Können wir die Empfehlungen überhaupt anwenden?
Taleb weist in seinem Buch auch darauf hin, dass grosse Unternehmen verletzlicher seien und grössere volkswirtschaftliche Risiken umfassen. Ich habe in meinem Buch „Projektdynamik – Komplexität im Alltag“ darauf hingewiesen, dass Weltkonzerne überhaupt nicht führbar sind2. Dennoch kommt es immer wieder zu Zusammenballungen. Firmen kaufen andere Firmen auf, bis sie dick und krank sind. Wer ist denn der Sündenbock? Wer entscheidet die Übernahme oder die Fusion? Es ist nicht ein einziger ignoranter Manager. Es ist gar nicht möglich, den einen Schuldigen zu identifizieren. Das sind immer Kollektiventscheidungen, die in zahlreichen Sitzungen verschiedener Führungsgremien gewachsen und diskutiert wurden. Von wegen „Schwarmintelligenz“! Meistens wächst eine Übernahmeidee auf einem Sachzwang und ist nicht einfach nur Hegemonialstreben. Schliesslich haben die Entscheider das Gefühl, nicht mehr anders zu können, auch weil verschiedene Stakholdergruppen mittlerweile erwarten, dass zugunsten der Fusion entschieden wird. Teils ziehend, teils wurden sie gestossen…. Das Phänomen ist unter dem Namen „Abilene-Paradoxon“ bekannt 3.
Wer schon einmal auf der Autobahn in einem Stau gestanden hat, weiss, was Pfadabhängigkeit bedeutet
Alle unsere schönen Philosophien, wie man es besser machen könnte, bleiben gutgemeinte Empfehlungen.

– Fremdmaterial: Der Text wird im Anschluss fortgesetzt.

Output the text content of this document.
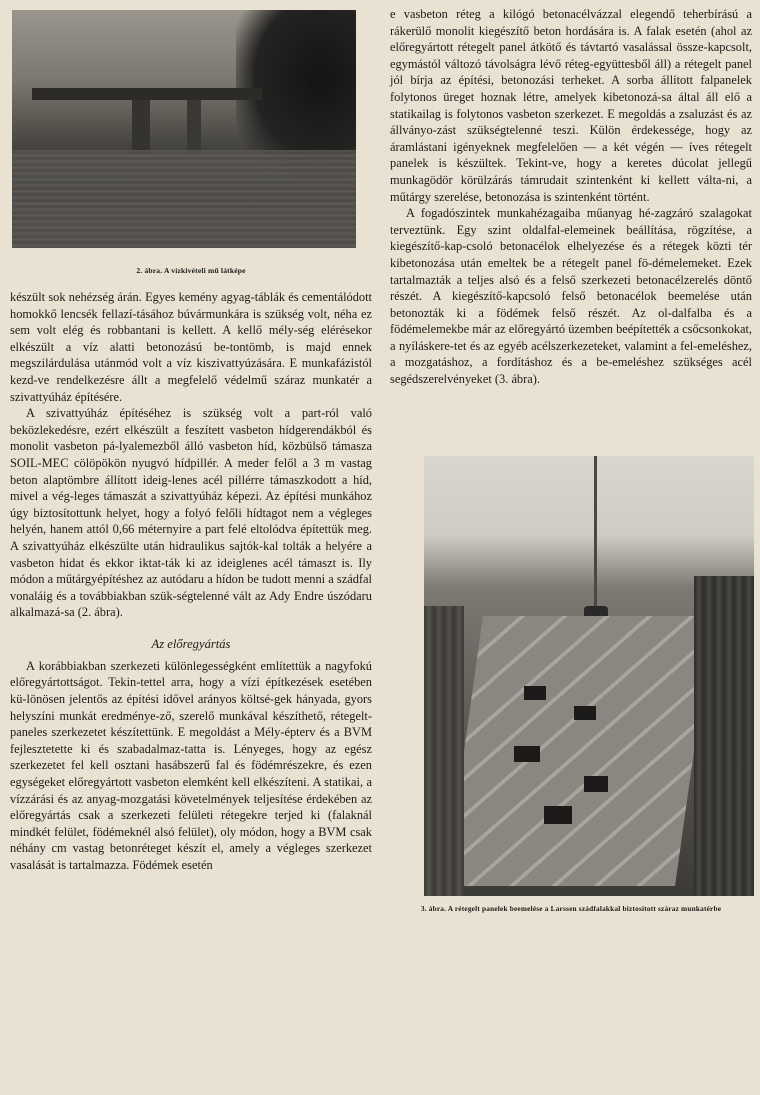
2. ábra. A vízkivételi mű látképe

készült sok nehézség árán. Egyes kemény agyag-táblák és cementálódott homokkő lencsék fellazí-tásához búvármunkára is szükség volt, néha ez sem volt elég és robbantani is kellett. A kellő mély-ség elérésekor elkészült a víz alatti betonozású be-tontömb, is majd ennek megszilárdulása utánmód volt a víz kiszivattyúzására. E munkafázistól kezd-ve rendelkezésre állt a megfelelő védelmű száraz munkatér a szivattyúház építésére.

A szivattyúház építéséhez is szükség volt a part-ról való beközlekedésre, ezért elkészült a feszített vasbeton hídgerendákból és monolit vasbeton pá-lyalemezből álló vasbeton híd, közbülső támasza SOIL-MEC cölöpökön nyugvó hídpillér. A meder felől a 3 m vastag beton alaptömbre állított ideig-lenes acél pillérre támaszkodott a híd, mivel a vég-leges támaszát a szivattyúház képezi. Az építési munkához úgy biztosítottunk helyet, hogy a folyó felőli hídtagot nem a végleges helyén, hanem attól 0,66 méternyire a part felé eltolódva építettük meg. A szivattyúház elkészülte után hidraulikus sajtók-kal tolták a helyére a vasbeton hidat és ekkor iktat-ták ki az ideiglenes acél támaszt is. Ily módon a műtárgyépítéshez az autódaru a hídon be tudott menni a szádfal vonaláig és a továbbiakban szük-ségtelenné vált az Ady Endre úszódaru alkalmazá-sa (2. ábra).

Az előregyártás

A korábbiakban szerkezeti különlegességként említettük a nagyfokú előregyártottságot. Tekin-tettel arra, hogy a vízi építkezések esetében kü-lönösen jelentős az építési idővel arányos költsé-gek hányada, gyors helyszíni munkát eredménye-ző, szerelő munkával készíthető, rétegelt-paneles szerkezetet készítettünk. E megoldást a Mély-épterv és a BVM fejlesztetette ki és szabadalmaz-tatta is. Lényeges, hogy az egész szerkezetet fel kell osztani hasábszerű fal és födémrészekre, és ezen egységeket előregyártott vasbeton elemként kell elkészíteni. A statikai, a vízzárási és az anyag-mozgatási követelmények teljesítése érdekében az előregyártás csak a szerkezeti felületi rétegekre terjed ki (falaknál mindkét felület, födémeknél alsó felület), oly módon, hogy a BVM csak néhány cm vastag betonréteget készít el, amely a végleges szerkezet vasalását is tartalmazza. Födémek esetén

e vasbeton réteg a kilógó betonacélvázzal elegendő teherbírású a rákerülő monolit kiegészítő beton hordására is. A falak esetén (ahol az előregyártott rétegelt panel átkötő és távtartó vasalással össze-kapcsolt, egymástól változó távolságra lévő réteg-együttesből áll) a rétegelt panel jól bírja az építési, betonozási terheket. A sorba állított falpanelek folytonos üreget hoznak létre, amelyek kibetonozá-sa által áll elő a statikailag is folytonos vasbeton szerkezet. E megoldás a zsaluzást és az állványo-zást szükségtelenné teszi. Külön érdekessége, hogy az áramlástani igényeknek megfelelően — a két végén — íves rétegelt panelek is készültek. Tekint-ve, hogy a keretes dúcolat jellegű munkagödör körülzárás támrudait szintenként ki kellett válta-ni, a műtárgy szerelése, betonozása is szintenként történt.

A fogadószintek munkahézagaiba műanyag hé-zagzáró szalagokat terveztünk. Egy szint oldalfal-elemeinek beállítása, rögzítése, a kiegészítő-kap-csoló betonacélok elhelyezése és a rétegek közti tér kibetonozása után emeltek be a rétegelt panel fö-démelemeket. Ezek tartalmazták a teljes alsó és a felső szerkezeti betonacélzerelés döntő részét. A kiegészítő-kapcsoló felső betonacélok beemelése után betonozták ki a födémek felső részét. Az ol-dalfalba és a födémelemekbe már az előregyártó üzemben beépítették a csőcsonkokat, a nyíláskere-tet és az egyéb acélszerkezeteket, valamint a fel-emeléshez, a mozgatáshoz, a fordításhoz és a be-emeléshez szükséges acél segédszerelvényeket (3. ábra).

3. ábra. A rétegelt panelek beemelése a Larssen szádfalakkal biztosított száraz munkatérbe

Sie übersehen Pfadabhängigkeiten, die es nicht erlauben, auszubrechen. Zeuch endet seine Rezension mit dem Satz:
Alle, die sich gerne weiterhin ihrem Realitätsverlust hingeben, Zukunft und Risiken seien messbar und kalkulierbar, sollten es auch lesen – aber nur, wenn sie bereit sind, lieb gewonnene Annahmen zu verabschieden
Ist die Realität tatsächlich verlustig gegangen? Ich glaube, wir hatten sie noch gar nie. Und sogar, wenn ich bereit wäre, lieb gewonnene Annahmen zu verabschieden: man lässt mich nicht.
1Zeuch, Andreas. Der Schwarze Schwan – Konsequenzen aus der Krise. Zeuchs Buchtipps, Dezember 2012.
2Addor, Peter. Projektdynamik – Komplexität im Alltag. Liebig Verlag. Frauenfeld 2010.